Thursday, July 31, 2025

NOW I know what's on his head!

 

But I have even less idea what it means! This is one of the many costumes Lautrec liked to don for photographs. He never smiles, which is sort of disappointing, but he may have been self-conscious about his teeth. Like so many of the great artistes of his time, he had syphilis (and that includes Beethoven and Van Gogh, among others), which of course was untreatable. But one of the things the disease does is rot your teeth. I'm sorry to be such a bearer of bad news, but it's true. The Julia Frey bio I'm slogging through (and yes, it IS a hard slog in places, being almost more detailed than you would ever want) presents him as whole as she can, the bright and the dark, including his sexual escapades with prostitutes and the resulting incurable disease. 


He's in some sort of "Oriental" getup, perhaps supposed to be Japanese (which was all the rage with the artistes of the time, including Van Gogh), but why is he holding that creepy-looking doll?
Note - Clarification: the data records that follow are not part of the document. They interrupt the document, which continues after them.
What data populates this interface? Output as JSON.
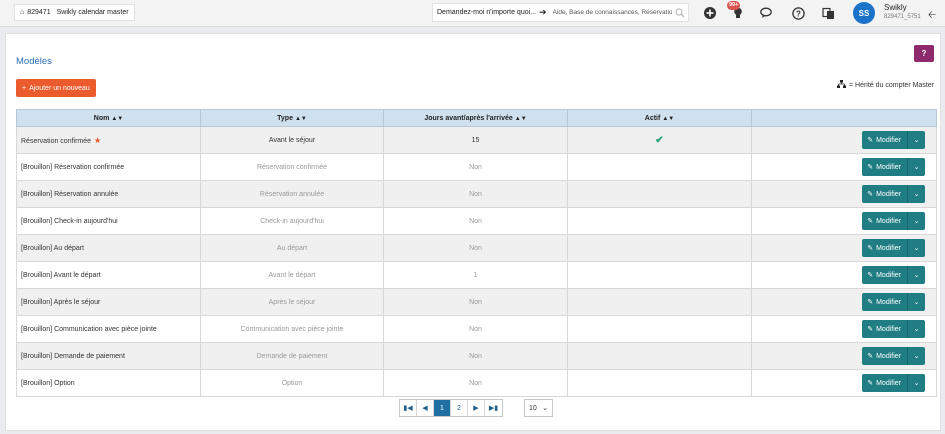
{
  "topbar": {
    "account_id": "829471",
    "account_name": "Swikly calendar master",
    "ask_label": "Demandez-moi n'importe quoi...",
    "search_placeholder": "Aide, Base de connaissances, Réservatio",
    "notification_badge": "99+",
    "user_initials": "SS",
    "user_name": "Swikly",
    "user_id": "829471_5751"
  },
  "page": {
    "title": "Modèles",
    "help_label": "?",
    "add_button": "Ajouter un nouveau",
    "inherit_note": "= Hérité du compter Master"
  },
  "table": {
    "headers": [
      "Nom",
      "Type",
      "Jours avant/après l'arrivée",
      "Actif",
      ""
    ],
    "modify_label": "Modifier",
    "rows": [
      {
        "name": "Réservation confirmée",
        "type": "Avant le séjour",
        "days": "15",
        "active": true,
        "starred": true
      },
      {
        "name": "[Brouillon] Réservation confirmée",
        "type": "Réservation confirmée",
        "days": "Non",
        "active": false,
        "starred": false
      },
      {
        "name": "[Brouillon] Réservation annulée",
        "type": "Réservation annulée",
        "days": "Non",
        "active": false,
        "starred": false
      },
      {
        "name": "[Brouillon] Check-in aujourd'hui",
        "type": "Check-in aujourd'hui",
        "days": "Non",
        "active": false,
        "starred": false
      },
      {
        "name": "[Brouillon] Au départ",
        "type": "Au départ",
        "days": "Non",
        "active": false,
        "starred": false
      },
      {
        "name": "[Brouillon] Avant le départ",
        "type": "Avant le départ",
        "days": "1",
        "active": false,
        "starred": false
      },
      {
        "name": "[Brouillon] Après le séjour",
        "type": "Après le séjour",
        "days": "Non",
        "active": false,
        "starred": false
      },
      {
        "name": "[Brouillon] Communication avec pièce jointe",
        "type": "Communication avec pièce jointe",
        "days": "Non",
        "active": false,
        "starred": false
      },
      {
        "name": "[Brouillon] Demande de paiement",
        "type": "Demande de paiement",
        "days": "Non",
        "active": false,
        "starred": false
      },
      {
        "name": "[Brouillon] Option",
        "type": "Option",
        "days": "Non",
        "active": false,
        "starred": false
      }
    ]
  },
  "pagination": {
    "pages": [
      "1",
      "2"
    ],
    "current_page": "1",
    "per_page": "10"
  },
  "colors": {
    "accent": "#1f7d83",
    "add_button": "#ec5b2e",
    "header_bg": "#cfe0ee",
    "active_check": "#26a37a"
  }
}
The fan seems to indicate orientalisme, if that's what it's called. But I still don't know what that thing on his head is supposed to signify. It  looks phallic (and no other artist ever crammed so many phallic symbols into his work), and oddly like someone sticking their tongue out, or perhaps raising a middle finger. I'm not sure if that particular hand-gesture existed back then. 


In other famous Lautrec poses, he looks cross-eyed, and in some he is plainly in drag. Then there is the most notorious photo of all (or should I say, series of photos, which may have been meant to be put together Muybridge-style to make a primitive animation), where he is taking  a dump on the beach. No, I won't subject you to THAT one!

 But, I have discovered a new trove of Lautrec images on Microsoft Bing. No one uses Microsoft Bing, and I barely knew it existed until I wanted to look up Monmon Cats and found a trove of them there. Really, it's a much better setup than the Google images which have completely overtaken anything else. 

I could get even MORE lost in Lautrec at this rate. Whether it's good for me or not remains to be seen. These obsessions were what Lautrec liked to call furias, passions that took on the intensity of rage - "all the rage", as the saying goes. 


I have furias too, but they never make me world-famous, or cause anyone to even look at my work.  I was amused to hear that the Lautrec family were Anglophiles, meaning - for some weird reason - they loved all things English. It's partly why Lautrec dressed that way. Why? I still haven't figured it out. The dry dullness of the British, preferred to the poetic, exotic French?

 But between his broken English and my fractured French, we might have been able to carry on some kind of conversation.

Afterthought: I came across this rather sad photo of Henri while in his cups, or passed out.